L’article 261 est déjà lui-même problématique. Le terme «incitation» est trop vague. Doit-on mettre sur le même pied la race, l’ethnie, la religion et l’orientation sexuelle? Depuis la promulgation de la loi, il y a environ vingt-cinq ans, la haine raciale et l’antisémitisme se sont développés. Cette loi n’a donc pas été efficace. Dans ces conditions, que penser de l’efficacité de l’ajout de l’orientation sexuelle dans le droit pénal pour lutter sérieusement contre l’homophobie?

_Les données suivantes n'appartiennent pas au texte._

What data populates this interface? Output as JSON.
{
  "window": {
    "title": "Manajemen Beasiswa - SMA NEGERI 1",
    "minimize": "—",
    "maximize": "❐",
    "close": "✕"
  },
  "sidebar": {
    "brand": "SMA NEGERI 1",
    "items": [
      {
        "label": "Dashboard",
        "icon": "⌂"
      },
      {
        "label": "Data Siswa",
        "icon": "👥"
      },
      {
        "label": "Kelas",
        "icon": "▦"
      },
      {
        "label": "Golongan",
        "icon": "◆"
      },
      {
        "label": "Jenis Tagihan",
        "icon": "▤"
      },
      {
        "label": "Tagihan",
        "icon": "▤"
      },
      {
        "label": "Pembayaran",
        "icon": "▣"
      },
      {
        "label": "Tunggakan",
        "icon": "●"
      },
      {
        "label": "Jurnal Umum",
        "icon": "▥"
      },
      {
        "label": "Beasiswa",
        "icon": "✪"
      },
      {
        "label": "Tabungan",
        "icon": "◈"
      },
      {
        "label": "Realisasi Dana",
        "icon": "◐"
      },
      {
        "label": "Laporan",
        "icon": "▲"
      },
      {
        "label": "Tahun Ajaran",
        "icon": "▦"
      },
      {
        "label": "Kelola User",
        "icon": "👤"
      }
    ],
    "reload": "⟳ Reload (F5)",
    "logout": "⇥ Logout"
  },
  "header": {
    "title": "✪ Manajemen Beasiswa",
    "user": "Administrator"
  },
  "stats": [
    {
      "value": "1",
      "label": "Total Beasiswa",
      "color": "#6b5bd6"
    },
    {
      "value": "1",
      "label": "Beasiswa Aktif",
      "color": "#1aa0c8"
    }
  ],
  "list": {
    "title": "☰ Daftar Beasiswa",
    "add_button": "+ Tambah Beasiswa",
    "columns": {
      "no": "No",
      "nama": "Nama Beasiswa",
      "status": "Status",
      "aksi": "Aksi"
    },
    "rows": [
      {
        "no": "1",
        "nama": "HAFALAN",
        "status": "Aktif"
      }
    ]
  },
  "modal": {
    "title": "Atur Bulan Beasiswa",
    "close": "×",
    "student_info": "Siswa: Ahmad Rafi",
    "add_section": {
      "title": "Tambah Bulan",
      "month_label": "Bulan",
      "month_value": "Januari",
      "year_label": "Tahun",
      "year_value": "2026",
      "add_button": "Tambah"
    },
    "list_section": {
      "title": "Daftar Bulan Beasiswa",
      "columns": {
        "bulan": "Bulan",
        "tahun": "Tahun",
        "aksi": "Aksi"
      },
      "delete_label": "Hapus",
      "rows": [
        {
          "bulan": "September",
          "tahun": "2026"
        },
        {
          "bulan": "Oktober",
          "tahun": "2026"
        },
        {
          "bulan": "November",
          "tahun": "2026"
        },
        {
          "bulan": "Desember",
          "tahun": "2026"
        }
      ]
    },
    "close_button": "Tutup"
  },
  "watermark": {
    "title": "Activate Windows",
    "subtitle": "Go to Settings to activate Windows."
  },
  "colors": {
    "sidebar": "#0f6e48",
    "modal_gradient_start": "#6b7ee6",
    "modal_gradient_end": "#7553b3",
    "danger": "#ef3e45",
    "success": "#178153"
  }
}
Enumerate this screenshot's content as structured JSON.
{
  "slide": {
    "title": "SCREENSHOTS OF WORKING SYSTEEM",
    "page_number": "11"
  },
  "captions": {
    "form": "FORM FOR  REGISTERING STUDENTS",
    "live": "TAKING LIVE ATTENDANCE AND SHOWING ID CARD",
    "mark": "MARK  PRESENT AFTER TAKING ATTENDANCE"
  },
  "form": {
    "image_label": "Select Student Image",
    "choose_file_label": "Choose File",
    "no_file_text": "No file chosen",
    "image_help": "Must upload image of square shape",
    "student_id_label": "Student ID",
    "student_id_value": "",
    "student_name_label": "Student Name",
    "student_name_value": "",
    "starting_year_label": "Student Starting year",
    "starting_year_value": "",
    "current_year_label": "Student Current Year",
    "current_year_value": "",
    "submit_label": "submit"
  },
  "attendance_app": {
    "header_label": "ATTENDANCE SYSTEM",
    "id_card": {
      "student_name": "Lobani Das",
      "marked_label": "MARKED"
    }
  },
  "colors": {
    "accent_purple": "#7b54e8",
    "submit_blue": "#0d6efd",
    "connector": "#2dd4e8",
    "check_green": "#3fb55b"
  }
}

Le Conseil fédéral, dans un premier temps, a adopté une attitude hésitante face à ce durcissement de loi. Il a estimé que ce durcissement n’était pas urgent (voir son rapport sur l’initiative parlementaire Reynard) et a souligné que le droit pénal ne devrait être utilisé qu’en dernier recours (ultima ratio) contre des préjudices sociétaux. Ces hésitations, pourtant fondées et prudentes, ont été balayées sous la pression des milieux LGBT, puissamment relayée par la plupart des partis politiques.

Quiconque se voit obligé, par insécurité ou sentiment d’impuissance, de se retirer des débats démocratiques et de s’isoler court bien davantage le risque de se radicaliser que si la liberté d’opinion, telle que nous la pratiquons aujourd’hui, n’est pas étouffée par la bien-pensance. Voilà pourquoi il faut voter non à cet objet soumis à votation le 9 février prochain.